Magdalena79 chyba tez bym sobie darowala taka przyjemnosc, zwlaszcza jezeli mialabys ja poznac i jej rodzine
moge sobie to wyobrazic bo moj maz tez jest facetem z przeszloscia

a mi sie dzisiaj tak bardzo zachcialo sernika, ze maz musial do cukierni isc
cala ciaze byl spokoj z zachciankami a teraz na koniec mnie bierze

moja polozna tez liczy ze kiedy minie 4 dzien to juz jakby nastepny tydzien
 
Ostatnia edycja:
Ja to pisałam bo mój lekarz mówi że będę miała cc w 37tc czyli dokładnie w 36 i 1 dzien(sam to podkreslił)ale widocznie co lekarz to inne rachunki:p

koriander gratuluje oczywiscie pomyślnych wieści:)
ewus, a ty bedziesz miala u swojej rodzinki internet? Bo my musimy byc na biezaco co u naszej trojpaczuszki:-D
Kiedy planujesz do nich jechac?

Klementinka, fakt na koniec wszystko jakby wraca, ogorki, serniki, mi sie dzis salatki z tunczyka strasznie zachcialo, a tak bylo fajnie i spokojnie ostatnio:-) Ty mi tu nie kracz, 2 tyg! :szok::szok::-D
 
Ostatnia edycja:
Klementinka-my już tylko kładziemy na fizelinie,bo tak jak piszesz kładzie się super.Dodatkowo na sufit żeby był gładki M kładzie włókno szklane i gips,więcej roboty,ale efekt rewelacyjny.
 
reklama
Ja to pisałam bo mój lekarz mówi że będę miała cc w 37tc czyli dokładnie w 36 i 1 dzien(sam to podkreslił)ale widocznie co lekarz to inne rachunki:p

koriander gratuluje oczywiscie pomyślnych wieści:)

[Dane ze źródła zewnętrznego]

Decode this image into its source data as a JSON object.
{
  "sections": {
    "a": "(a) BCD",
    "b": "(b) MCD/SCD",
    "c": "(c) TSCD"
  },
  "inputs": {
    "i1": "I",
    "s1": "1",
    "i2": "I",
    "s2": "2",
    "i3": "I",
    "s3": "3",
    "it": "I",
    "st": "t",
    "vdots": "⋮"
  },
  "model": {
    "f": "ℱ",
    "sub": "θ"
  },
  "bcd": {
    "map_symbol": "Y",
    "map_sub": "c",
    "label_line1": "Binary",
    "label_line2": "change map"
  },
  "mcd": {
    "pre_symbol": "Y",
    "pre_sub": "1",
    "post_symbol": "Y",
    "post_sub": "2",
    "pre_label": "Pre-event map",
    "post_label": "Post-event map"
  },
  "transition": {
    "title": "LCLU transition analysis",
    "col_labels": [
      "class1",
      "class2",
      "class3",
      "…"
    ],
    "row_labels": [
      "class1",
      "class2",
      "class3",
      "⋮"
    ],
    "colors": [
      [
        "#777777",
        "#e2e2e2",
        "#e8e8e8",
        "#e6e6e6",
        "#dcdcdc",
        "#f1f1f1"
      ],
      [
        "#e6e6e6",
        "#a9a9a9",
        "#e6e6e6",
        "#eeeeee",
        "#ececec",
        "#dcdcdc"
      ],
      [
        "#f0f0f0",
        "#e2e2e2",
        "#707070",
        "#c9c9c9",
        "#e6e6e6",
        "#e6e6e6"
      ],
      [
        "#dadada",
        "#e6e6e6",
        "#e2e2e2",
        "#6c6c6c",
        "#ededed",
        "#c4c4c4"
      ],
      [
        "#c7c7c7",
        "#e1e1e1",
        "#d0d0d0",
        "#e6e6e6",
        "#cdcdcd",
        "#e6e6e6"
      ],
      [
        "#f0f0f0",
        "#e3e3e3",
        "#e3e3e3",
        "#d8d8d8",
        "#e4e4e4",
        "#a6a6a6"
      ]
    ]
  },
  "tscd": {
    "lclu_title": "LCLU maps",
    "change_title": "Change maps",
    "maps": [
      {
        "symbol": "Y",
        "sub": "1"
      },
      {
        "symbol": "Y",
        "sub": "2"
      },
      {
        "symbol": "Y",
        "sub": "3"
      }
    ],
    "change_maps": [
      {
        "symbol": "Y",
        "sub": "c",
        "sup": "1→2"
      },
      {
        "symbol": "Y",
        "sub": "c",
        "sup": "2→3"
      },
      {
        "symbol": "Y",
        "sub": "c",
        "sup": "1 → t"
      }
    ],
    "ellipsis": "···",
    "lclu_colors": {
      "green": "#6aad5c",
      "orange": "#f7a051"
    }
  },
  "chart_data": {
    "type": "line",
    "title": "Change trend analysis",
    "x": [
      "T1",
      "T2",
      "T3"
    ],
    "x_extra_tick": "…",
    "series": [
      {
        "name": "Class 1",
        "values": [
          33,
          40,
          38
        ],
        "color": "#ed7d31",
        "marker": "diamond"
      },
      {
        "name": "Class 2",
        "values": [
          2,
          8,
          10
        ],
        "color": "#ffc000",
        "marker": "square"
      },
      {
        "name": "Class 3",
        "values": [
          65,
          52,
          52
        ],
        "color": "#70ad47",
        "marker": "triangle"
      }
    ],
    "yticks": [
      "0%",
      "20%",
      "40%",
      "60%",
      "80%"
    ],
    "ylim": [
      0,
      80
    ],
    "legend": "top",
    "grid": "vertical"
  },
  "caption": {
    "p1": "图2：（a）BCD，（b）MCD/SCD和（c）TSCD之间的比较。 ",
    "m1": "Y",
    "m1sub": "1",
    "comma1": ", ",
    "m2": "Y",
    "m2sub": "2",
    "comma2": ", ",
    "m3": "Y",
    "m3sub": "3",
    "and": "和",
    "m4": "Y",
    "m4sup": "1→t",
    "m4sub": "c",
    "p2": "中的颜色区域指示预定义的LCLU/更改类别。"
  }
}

U nas tez tak licza,ze 36 i 1 dzien to dla nich 37 tydzien juz .


Ale sie zdrzemnełam ,normalnie przez ta pogode. Zaraz po syna do przedszkola jade,ale nie chce mi sie,ale musze cos do picia kupic ,bo mnie suszy i nadal w dodatku mam ten bol brzucha dziwny jak na wypróznienie. :baffled:


W dodatku czekam na kuriera z materacykiem , jakby nie mogli podac godziny o ktorej on bedzie, tylko caly dzien zmarnowany.